O sangue dele nem era tão bom assim. Muito alcoólico. Santiago não tomou todo o sangue, jogando o corpo pela janela aberta. Pela manhã, a beata que chegava à igreja para confessar pecados imaginários aos pés do pároco foi a primeira a encontrá-lo. Bateu em todas as portas vizinhas até todo o vilarejo ouvir a notícia e acudir aos pés da torre. A massa mole de ossos quebrados e o sangue seco que sobrou espalhado no chão manteve os curiosos a uma distância segura. Ninguém reparou nas marcas dos caninos em seu pescoço.
Isto foi nos primeiros dias, mais de trezentos anos atrás. Muita coisa mudou no mundo desde então. As cidades cresceram, assim como os crimes. Raramente é necessário recorrer aos padres para alimentar-se hoje em dia. Não faltam assassinos, estupradores e toda sorte de psicopatas para saciar sua sede. A única coisa que não mudou, além do seu corpo imortal, foi sua sede. O que mudaram foram os meios que Santiago passou a utilizar, adaptando seus métodos aos novos tempos.

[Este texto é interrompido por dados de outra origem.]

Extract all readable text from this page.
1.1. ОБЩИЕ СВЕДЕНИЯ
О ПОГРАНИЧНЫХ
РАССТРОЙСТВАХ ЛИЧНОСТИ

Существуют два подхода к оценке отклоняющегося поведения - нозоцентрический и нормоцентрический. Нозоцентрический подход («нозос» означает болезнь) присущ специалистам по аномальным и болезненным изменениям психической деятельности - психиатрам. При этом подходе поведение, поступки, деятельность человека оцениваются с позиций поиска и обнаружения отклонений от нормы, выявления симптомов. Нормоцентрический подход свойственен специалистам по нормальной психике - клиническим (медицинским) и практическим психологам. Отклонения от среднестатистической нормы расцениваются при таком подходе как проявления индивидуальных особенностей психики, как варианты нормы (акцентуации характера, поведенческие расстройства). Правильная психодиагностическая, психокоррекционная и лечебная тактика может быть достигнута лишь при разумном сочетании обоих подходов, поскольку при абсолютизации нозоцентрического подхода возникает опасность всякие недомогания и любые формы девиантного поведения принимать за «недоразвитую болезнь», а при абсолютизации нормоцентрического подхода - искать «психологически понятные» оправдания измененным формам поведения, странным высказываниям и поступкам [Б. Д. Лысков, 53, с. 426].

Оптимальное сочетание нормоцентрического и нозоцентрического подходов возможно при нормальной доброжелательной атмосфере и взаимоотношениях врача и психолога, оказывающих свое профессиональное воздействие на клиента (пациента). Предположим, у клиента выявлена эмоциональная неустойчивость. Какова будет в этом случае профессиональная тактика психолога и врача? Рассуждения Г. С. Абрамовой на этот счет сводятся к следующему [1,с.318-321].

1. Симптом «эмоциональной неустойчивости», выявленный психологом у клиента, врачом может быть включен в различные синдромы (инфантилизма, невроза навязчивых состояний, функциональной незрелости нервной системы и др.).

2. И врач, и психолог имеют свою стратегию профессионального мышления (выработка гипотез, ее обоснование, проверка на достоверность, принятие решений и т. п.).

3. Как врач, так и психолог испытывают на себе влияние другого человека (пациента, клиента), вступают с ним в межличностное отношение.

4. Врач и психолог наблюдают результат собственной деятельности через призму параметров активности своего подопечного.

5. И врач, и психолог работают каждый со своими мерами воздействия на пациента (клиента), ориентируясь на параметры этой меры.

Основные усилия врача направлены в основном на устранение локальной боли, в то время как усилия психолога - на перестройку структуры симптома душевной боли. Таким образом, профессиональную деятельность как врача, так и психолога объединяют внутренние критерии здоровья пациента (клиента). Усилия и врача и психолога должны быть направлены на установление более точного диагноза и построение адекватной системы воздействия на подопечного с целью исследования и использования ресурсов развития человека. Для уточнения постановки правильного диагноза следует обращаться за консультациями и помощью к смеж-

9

A Londres moderna já não abriga mais monstros como antigamente, não mais do que qualquer outra grande cidade. Santiago sentiu-se atraído por esta cidade pela primeira vez em 1891, pelos rumores de um assassino cruel. Jack o Estripador era um homem difícil de ser apanhado, mas não para Santiago. É verdade que ele demorou alguns dias a localizá-lo, pois a cidade já era muito populosa naquela época, mas assim que o encontrou não teve dúvidas quanto à sua culpa.
Jack tinha pensamentos muito peculiares. O prazer que ele sentia ao matar as prostitutas… Sua sede era comparável à de Santiago. Obcecado, focado, metódico, sádico. Santiago o pegou quando saía para fazer uma nova vítima. O sangue dele tinha gosto de láudano, muito pior do que o do padre. O efeito do ópio demorou mais a passar.